The Orlando City Council approved regulated motorized scooter companies in the city today.
The pilot program has to be approved again in December before being enacted. If voted through again, there could be scooters on Orlando streets by the turn of the year.
The long-awaited development in local transit is welcome news for scooter company Lime, who announced last week the removal of its bikes
from Orlando in anticipation of the council's approval for scooters.
"We had great success with our bike-sharing program," said Mayor Buddy Dyer. "Nationally, a lot of providers of the bikes have moved toward scooters. We had resisted that effort for some time," said Dyer with a smirk. "But looks like bike-share providers may be pushing bikes out for economic reasons."
Orlando transportation director Billy Hattaway said bike-share rides in the city slowly increased before topping out at an average of about 30,000 a month. Those rides, he pointed out, were often by people who would otherwise use a car, decreasing driving trips in the city by tens of thousands monthly.
Though the bike program was a success, said Hattaway, the city made sure to do its due diligence before welcoming scooters. The city sent a draft ordinance to scooter companies interested in Orlando and made changes after getting feedback.
Over 15 companies have hit up the City Beautiful about adding scooters, according to Hattaway.
"The No. 1 goal is safety," said Hattaway, referencing a University of Texas report finding that roughly half of first-time scooter users crash. The city's scooter pilot program, in response, will require companies to proactively promotes scooter and bike safety by providing safety courses, including courses that specifically target first-timers, and provide documents and reports about attendance. Hattaway noted that all participating companies have worked with the city to provide transparent reports.

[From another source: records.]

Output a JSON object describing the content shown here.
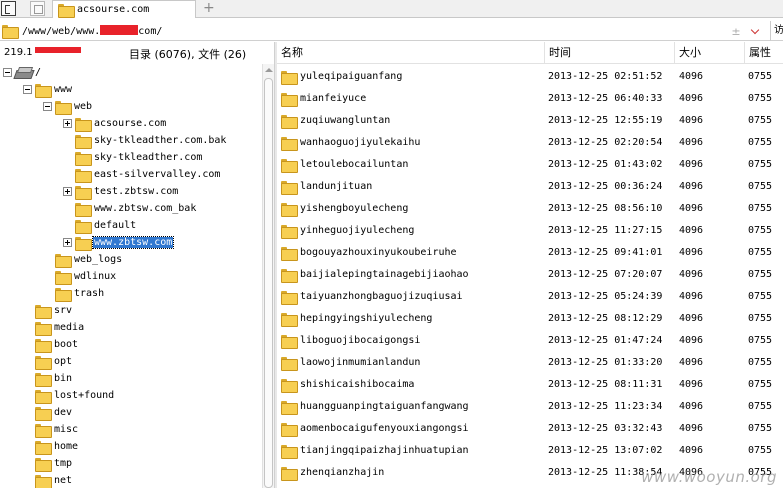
{
  "tab": {
    "label": "acsourse.com",
    "add_label": "+"
  },
  "address": {
    "path_prefix": "/www/web/www.",
    "path_suffix": "com/",
    "plus_minus": "±",
    "go_label": "访"
  },
  "left_header": {
    "ip_prefix": "219.1",
    "counts": "目录 (6076), 文件 (26)"
  },
  "tree": [
    {
      "label": "/",
      "icon": "drive-icon",
      "level": 0,
      "expander": "minus"
    },
    {
      "label": "www",
      "icon": "folder-icon",
      "level": 1,
      "expander": "minus"
    },
    {
      "label": "web",
      "icon": "folder-icon",
      "level": 2,
      "expander": "minus"
    },
    {
      "label": "acsourse.com",
      "icon": "folder-icon",
      "level": 3,
      "expander": "plus"
    },
    {
      "label": "sky-tkleadther.com.bak",
      "icon": "folder-icon",
      "level": 3,
      "expander": ""
    },
    {
      "label": "sky-tkleadther.com",
      "icon": "folder-icon",
      "level": 3,
      "expander": ""
    },
    {
      "label": "east-silvervalley.com",
      "icon": "folder-icon",
      "level": 3,
      "expander": ""
    },
    {
      "label": "test.zbtsw.com",
      "icon": "folder-icon",
      "level": 3,
      "expander": "plus"
    },
    {
      "label": "www.zbtsw.com_bak",
      "icon": "folder-icon",
      "level": 3,
      "expander": ""
    },
    {
      "label": "default",
      "icon": "folder-icon",
      "level": 3,
      "expander": ""
    },
    {
      "label": "www.zbtsw.com",
      "icon": "folder-icon",
      "level": 3,
      "expander": "plus",
      "selected": true
    },
    {
      "label": "web_logs",
      "icon": "folder-icon",
      "level": 2,
      "expander": ""
    },
    {
      "label": "wdlinux",
      "icon": "folder-icon",
      "level": 2,
      "expander": ""
    },
    {
      "label": "trash",
      "icon": "folder-icon",
      "level": 2,
      "expander": ""
    },
    {
      "label": "srv",
      "icon": "folder-icon",
      "level": 1,
      "expander": ""
    },
    {
      "label": "media",
      "icon": "folder-icon",
      "level": 1,
      "expander": ""
    },
    {
      "label": "boot",
      "icon": "folder-icon",
      "level": 1,
      "expander": ""
    },
    {
      "label": "opt",
      "icon": "folder-icon",
      "level": 1,
      "expander": ""
    },
    {
      "label": "bin",
      "icon": "folder-icon",
      "level": 1,
      "expander": ""
    },
    {
      "label": "lost+found",
      "icon": "folder-icon",
      "level": 1,
      "expander": ""
    },
    {
      "label": "dev",
      "icon": "folder-icon",
      "level": 1,
      "expander": ""
    },
    {
      "label": "misc",
      "icon": "folder-icon",
      "level": 1,
      "expander": ""
    },
    {
      "label": "home",
      "icon": "folder-icon",
      "level": 1,
      "expander": ""
    },
    {
      "label": "tmp",
      "icon": "folder-icon",
      "level": 1,
      "expander": ""
    },
    {
      "label": "net",
      "icon": "folder-icon",
      "level": 1,
      "expander": ""
    }
  ],
  "columns": {
    "name": "名称",
    "time": "时间",
    "size": "大小",
    "perm": "属性"
  },
  "files": [
    {
      "name": "yuleqipaiguanfang",
      "time": "2013-12-25 02:51:52",
      "size": "4096",
      "perm": "0755"
    },
    {
      "name": "mianfeiyuce",
      "time": "2013-12-25 06:40:33",
      "size": "4096",
      "perm": "0755"
    },
    {
      "name": "zuqiuwangluntan",
      "time": "2013-12-25 12:55:19",
      "size": "4096",
      "perm": "0755"
    },
    {
      "name": "wanhaoguojiyulekaihu",
      "time": "2013-12-25 02:20:54",
      "size": "4096",
      "perm": "0755"
    },
    {
      "name": "letoulebocailuntan",
      "time": "2013-12-25 01:43:02",
      "size": "4096",
      "perm": "0755"
    },
    {
      "name": "landunjituan",
      "time": "2013-12-25 00:36:24",
      "size": "4096",
      "perm": "0755"
    },
    {
      "name": "yishengboyulecheng",
      "time": "2013-12-25 08:56:10",
      "size": "4096",
      "perm": "0755"
    },
    {
      "name": "yinheguojiyulecheng",
      "time": "2013-12-25 11:27:15",
      "size": "4096",
      "perm": "0755"
    },
    {
      "name": "bogouyazhouxinyukoubeiruhe",
      "time": "2013-12-25 09:41:01",
      "size": "4096",
      "perm": "0755"
    },
    {
      "name": "baijialepingtainagebijiaohao",
      "time": "2013-12-25 07:20:07",
      "size": "4096",
      "perm": "0755"
    },
    {
      "name": "taiyuanzhongbaguojizuqiusai",
      "time": "2013-12-25 05:24:39",
      "size": "4096",
      "perm": "0755"
    },
    {
      "name": "hepingyingshiyulecheng",
      "time": "2013-12-25 08:12:29",
      "size": "4096",
      "perm": "0755"
    },
    {
      "name": "liboguojibocaigongsi",
      "time": "2013-12-25 01:47:24",
      "size": "4096",
      "perm": "0755"
    },
    {
      "name": "laowojinmumianlandun",
      "time": "2013-12-25 01:33:20",
      "size": "4096",
      "perm": "0755"
    },
    {
      "name": "shishicaishibocaima",
      "time": "2013-12-25 08:11:31",
      "size": "4096",
      "perm": "0755"
    },
    {
      "name": "huangguanpingtaiguanfangwang",
      "time": "2013-12-25 11:23:34",
      "size": "4096",
      "perm": "0755"
    },
    {
      "name": "aomenbocaigufenyouxiangongsi",
      "time": "2013-12-25 03:32:43",
      "size": "4096",
      "perm": "0755"
    },
    {
      "name": "tianjingqipaizhajinhuatupian",
      "time": "2013-12-25 13:07:02",
      "size": "4096",
      "perm": "0755"
    },
    {
      "name": "zhenqianzhajin",
      "time": "2013-12-25 11:38:54",
      "size": "4096",
      "perm": "0755"
    }
  ],
  "watermark": "www.wooyun.org",
  "colors": {
    "selection": "#3178d0",
    "folder": "#f7cf52",
    "redaction": "#e8222a"
  }
}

Florida law allows bikes and scooters on the sidewalk. To protect pedestrians, Hattaway said there will be a total of 1,800 in the city and that scooter speed will max out at 10 mph.
Commissioner Tony Ortiz said that 10 mph is too slow, that he could run that fast in his prime and that "these millennials want to get from point A to point B" quickly.

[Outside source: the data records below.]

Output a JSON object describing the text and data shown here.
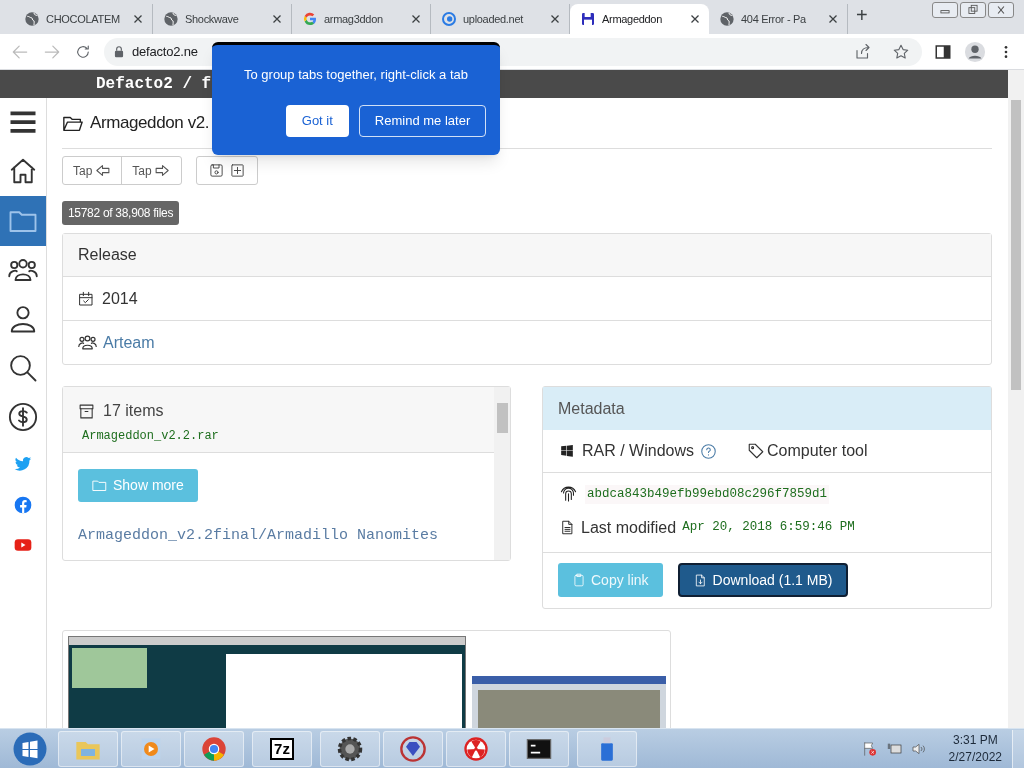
{
  "browser": {
    "tabs": [
      {
        "kind": "globe",
        "title": "CHOCOLATEM",
        "selected": false
      },
      {
        "kind": "globe",
        "title": "Shockwave",
        "selected": false
      },
      {
        "kind": "google",
        "title": "armag3ddon",
        "selected": false
      },
      {
        "kind": "uploaded",
        "title": "uploaded.net",
        "selected": false
      },
      {
        "kind": "floppy",
        "title": "Armageddon",
        "selected": true
      },
      {
        "kind": "globe",
        "title": "404 Error - Pa",
        "selected": false
      }
    ],
    "new_tab": "+",
    "address": "defacto2.ne"
  },
  "popup": {
    "message": "To group tabs together, right-click a tab",
    "primary": "Got it",
    "secondary": "Remind me later"
  },
  "site": {
    "header": "Defacto2 / f",
    "sidebar": [
      {
        "kind": "menu",
        "selected": false
      },
      {
        "kind": "home",
        "selected": false
      },
      {
        "kind": "folder",
        "selected": true
      },
      {
        "kind": "group",
        "selected": false
      },
      {
        "kind": "person",
        "selected": false
      },
      {
        "kind": "search",
        "selected": false
      },
      {
        "kind": "dollar",
        "selected": false
      },
      {
        "kind": "twitter",
        "selected": false
      },
      {
        "kind": "facebook",
        "selected": false
      },
      {
        "kind": "youtube",
        "selected": false
      }
    ]
  },
  "page": {
    "title": "Armageddon v2.",
    "nav": [
      "Tap",
      "Tap"
    ],
    "file_count": "15782 of 38,908 files",
    "release": {
      "heading": "Release",
      "year": "2014",
      "group": "Arteam"
    },
    "archive": {
      "count": "17 items",
      "filename": "Armageddon_v2.2.rar",
      "button": "Show more",
      "path": "Armageddon_v2.2final/Armadillo Nanomites"
    },
    "metadata": {
      "heading": "Metadata",
      "platform": "RAR / Windows",
      "category": "Computer tool",
      "hash": "abdca843b49efb99ebd08c296f7859d1",
      "modified_label": "Last modified",
      "modified": "Apr 20, 2018 6:59:46 PM",
      "copy_button": "Copy link",
      "download_button": "Download (1.1 MB)"
    }
  },
  "taskbar": {
    "apps": [
      {
        "kind": "explorer"
      },
      {
        "kind": "media"
      },
      {
        "kind": "chrome"
      },
      {
        "kind": "archiver",
        "label": "7z"
      },
      {
        "kind": "gear"
      },
      {
        "kind": "gem"
      },
      {
        "kind": "radiation"
      },
      {
        "kind": "console"
      },
      {
        "kind": "usb"
      }
    ],
    "time": "3:31 PM",
    "date": "2/27/2022"
  }
}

"What about seniors?" asked Commissioner Patty Sheehan, adding that her older constituents in District 4 were already pretty bummed about bike-sharing on sidewalks and now are "really, really concerned about getting injured" now that scooters appear to be on the way.
More concerns: crash liability, equal access to scooters and 'exclusionary zones'
Sheehan asked Hattaway if scooter company liability insurance will cover not just the person riding the scooter but also the person or property being hit. Commissioner Robert Stuart doubled down on this notion, making a comparison to the city-owned Dubsdread Golf Course.
"If I play golf at Dubsdread and hit a ball into private property, I am liable to cover the cost, not Orlando, even though it’s a city of Orlando course," said Stuart. Still, noted Stuart, the city has spent money to fix broken windows around the course.
"What if somebody hits somebody and takes off?" asked Stuart, who requested that Hattaway and city staff nail down insurance liability details, as well as specific profit and safety goals to determine if the project is worth keeping.
Another safety measure, said Hattaway, was the city removing scooters from Orange Avenue and Robinson Street to about South Street downtown on Fridays and Saturdays at 6 p.m. as people pour in. District 1 Commissioner Regina Hill said she is still concerned about scooters endangering pedestrian traffic downtown.
She also said she wants to make sure that scooters are available to people across the city, like in Parramore. "I see people use Lime bikes as their primary transportation," she said.
The present pilot has 80 percent of the fleet in the downtown redevelopment area, 60 percent east of Interstate 4 and 20 percent west of the highway. The remaining 20 percent would be outside of the downtown area.
The pilot has other map regulations, like areas where it's prohibited to ride scooters. For example, there will be a GPS-marked geo-fence around Lake Eola. There are also exclusionary zones where scooters cannot be staged by companies, like the Pulse site and "You Mattered" mural. Sheehan added there should be ways to make sure they aren't parked in front of accessibility ramps.
Hattaway said he made the exclusionary map based on complaints and obviously sensitive city spots like Pulse. He added that he can adjust the pilot at any time without having to return to the council for approval.
Should the pilot pass the second vote in December, companies with at least 200 scooters – but no more than 400 – could then apply to bring their fleet to town. It will cost $5,000 for companies to apply.
According to Hattaway, the price for a ride will start at 25 cents and the city will put profits toward safety measures and city infrastructure.